Freedom House spiega la metodologia usata per confezionare le loro classifiche e punteggi. I paesi ricevono un punteggio da 0 a 100 attraverso 23 domande divise in sottotemi giuridici, economici e politici. Con questo metodo, il punteggio più alto corrisponde ad una minore libertà di stampa. Per formare la loro base di dati ricevono informazioni da individui e organizzazioni di ogni paese, in particolare quelli che fanno parte della rete di Scambio Internazionale per la Libertà di Espressione (IFEX, acronimo inglese). Secondo l’IFEX, la compongono 88 organizzazioni in tutto il mondo. In Argentina gli unici a farne parte sono il Forum di giornalismo argentino (Fopea, sigla spagnola) e l’Associazione per i diritti civili (ADC). È tutto collegato.
Tutti uniti trionferemo
La riproduzione e la circolazione delle relazioni di Freedom House e di altre organizzazioni che svolgono attività simili funziona attraverso reti che raccolgono centinaia di imprenditori dei media. I quali hanno costruito diverse organizzazioni per la coordinazione comune delle loro linee editoriali ed dei loro interessi economici. Alcune di queste, che comprendono giornali, radio o televisioni, sono, fra le altre, la Società interamericana della stampa (SIP), la Global Editors Network (GEN) , l’Associazione Internazionale di Radiodiffusione (AIR), l’Organizzazione delle Associazioni di Televisione via cavo in America Latina (TEPAL, sigla spagnola). A livello locale, un esempio è l’Associazione degli Enti Giornalistici Argentini (ADEPA, sigle spagnola).

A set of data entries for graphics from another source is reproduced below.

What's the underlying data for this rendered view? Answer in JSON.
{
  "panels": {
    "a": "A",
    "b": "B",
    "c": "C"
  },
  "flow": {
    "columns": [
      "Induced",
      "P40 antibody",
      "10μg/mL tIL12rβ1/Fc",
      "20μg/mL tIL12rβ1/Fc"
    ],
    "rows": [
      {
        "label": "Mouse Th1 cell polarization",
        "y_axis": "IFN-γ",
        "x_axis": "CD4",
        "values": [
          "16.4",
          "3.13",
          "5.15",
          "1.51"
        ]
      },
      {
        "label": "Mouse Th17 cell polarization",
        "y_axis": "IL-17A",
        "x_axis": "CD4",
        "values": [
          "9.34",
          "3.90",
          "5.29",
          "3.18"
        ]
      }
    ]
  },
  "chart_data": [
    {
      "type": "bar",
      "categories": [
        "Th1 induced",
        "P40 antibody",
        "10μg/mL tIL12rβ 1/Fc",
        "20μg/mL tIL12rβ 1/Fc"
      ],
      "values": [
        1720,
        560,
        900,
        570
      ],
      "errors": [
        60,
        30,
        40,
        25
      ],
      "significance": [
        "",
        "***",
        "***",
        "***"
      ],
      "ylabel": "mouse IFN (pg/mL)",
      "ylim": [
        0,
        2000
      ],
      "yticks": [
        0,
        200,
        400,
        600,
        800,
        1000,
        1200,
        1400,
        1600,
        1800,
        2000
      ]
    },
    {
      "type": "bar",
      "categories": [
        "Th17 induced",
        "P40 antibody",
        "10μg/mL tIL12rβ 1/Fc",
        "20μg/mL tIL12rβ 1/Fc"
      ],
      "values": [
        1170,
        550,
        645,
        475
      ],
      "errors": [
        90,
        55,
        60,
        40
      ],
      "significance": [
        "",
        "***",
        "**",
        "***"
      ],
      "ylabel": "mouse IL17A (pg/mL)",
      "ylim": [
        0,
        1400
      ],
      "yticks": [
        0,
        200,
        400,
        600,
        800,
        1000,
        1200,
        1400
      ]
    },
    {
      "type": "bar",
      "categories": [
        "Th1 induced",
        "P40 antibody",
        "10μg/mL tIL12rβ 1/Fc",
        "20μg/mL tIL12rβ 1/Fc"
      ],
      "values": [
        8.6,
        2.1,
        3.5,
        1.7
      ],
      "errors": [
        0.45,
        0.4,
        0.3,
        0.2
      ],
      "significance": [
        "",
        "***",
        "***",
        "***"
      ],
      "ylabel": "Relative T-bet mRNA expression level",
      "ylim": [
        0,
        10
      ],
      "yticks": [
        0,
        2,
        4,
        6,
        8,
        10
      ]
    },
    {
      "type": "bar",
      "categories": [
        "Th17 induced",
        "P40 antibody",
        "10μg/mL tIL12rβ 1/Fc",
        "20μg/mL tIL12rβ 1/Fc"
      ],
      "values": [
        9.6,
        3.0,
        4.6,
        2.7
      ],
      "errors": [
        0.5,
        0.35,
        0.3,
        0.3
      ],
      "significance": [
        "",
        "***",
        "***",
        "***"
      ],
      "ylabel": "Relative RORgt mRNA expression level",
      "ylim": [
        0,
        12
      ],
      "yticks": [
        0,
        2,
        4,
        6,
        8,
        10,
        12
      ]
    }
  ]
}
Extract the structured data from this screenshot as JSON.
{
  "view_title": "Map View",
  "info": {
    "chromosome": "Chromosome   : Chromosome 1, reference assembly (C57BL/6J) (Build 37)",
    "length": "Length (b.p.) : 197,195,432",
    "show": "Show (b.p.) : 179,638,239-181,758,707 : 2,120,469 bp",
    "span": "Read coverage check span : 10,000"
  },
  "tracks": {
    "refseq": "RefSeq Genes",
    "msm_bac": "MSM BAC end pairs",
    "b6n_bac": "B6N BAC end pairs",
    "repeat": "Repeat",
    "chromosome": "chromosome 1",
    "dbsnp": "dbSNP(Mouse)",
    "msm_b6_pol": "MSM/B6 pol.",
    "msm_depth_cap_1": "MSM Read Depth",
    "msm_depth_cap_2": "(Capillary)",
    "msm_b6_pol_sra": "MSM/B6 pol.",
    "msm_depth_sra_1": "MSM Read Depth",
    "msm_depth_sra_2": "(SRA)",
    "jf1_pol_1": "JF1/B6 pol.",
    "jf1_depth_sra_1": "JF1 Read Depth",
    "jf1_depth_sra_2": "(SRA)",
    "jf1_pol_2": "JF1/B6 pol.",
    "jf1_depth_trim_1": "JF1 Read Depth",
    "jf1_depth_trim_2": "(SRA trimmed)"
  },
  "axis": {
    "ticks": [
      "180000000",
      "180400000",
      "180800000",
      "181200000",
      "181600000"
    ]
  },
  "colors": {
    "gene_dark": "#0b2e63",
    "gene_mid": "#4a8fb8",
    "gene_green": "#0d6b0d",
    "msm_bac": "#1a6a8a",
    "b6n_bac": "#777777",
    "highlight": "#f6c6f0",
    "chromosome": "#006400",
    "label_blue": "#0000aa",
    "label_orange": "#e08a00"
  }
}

La verità è che al di là delle sigle, i membri si ripetono da una all’altra e coordinano il loro lavoro difendendosi reciprocamente. Un chiaro esempio è stata l’udienza convocata dalla Corte Suprema per la LSCA, dove fu chiaro il ruolo di queste organizzazioni: la SIP supportò sistematicamente il Gruppo Clarín nella sua critica alla LSCA: la AIR, la TEPAL e la ADEPA furono amicus curiae del Gruppo Clarín. Nel caso della GEN (creata nel 2012, riunisce editori di giornali di tutto il mondo), il suo primo presidente, rieletto nel nel 2013, fu Ricardo Kirschbaum, editore generale del quotidiano Clarín. È tutto collegato.
La trama nascosta di Freedom House e di queste organizzazioni rivela che i suoi membri, i suoi finanziatori e il suo ruolo nel corso della storia accredita una nozione ristretta della libertà di stampa, vincolata alla difesa degli interessi corporativi nascosti sotto un velo apartitico e di presunta indipendenza.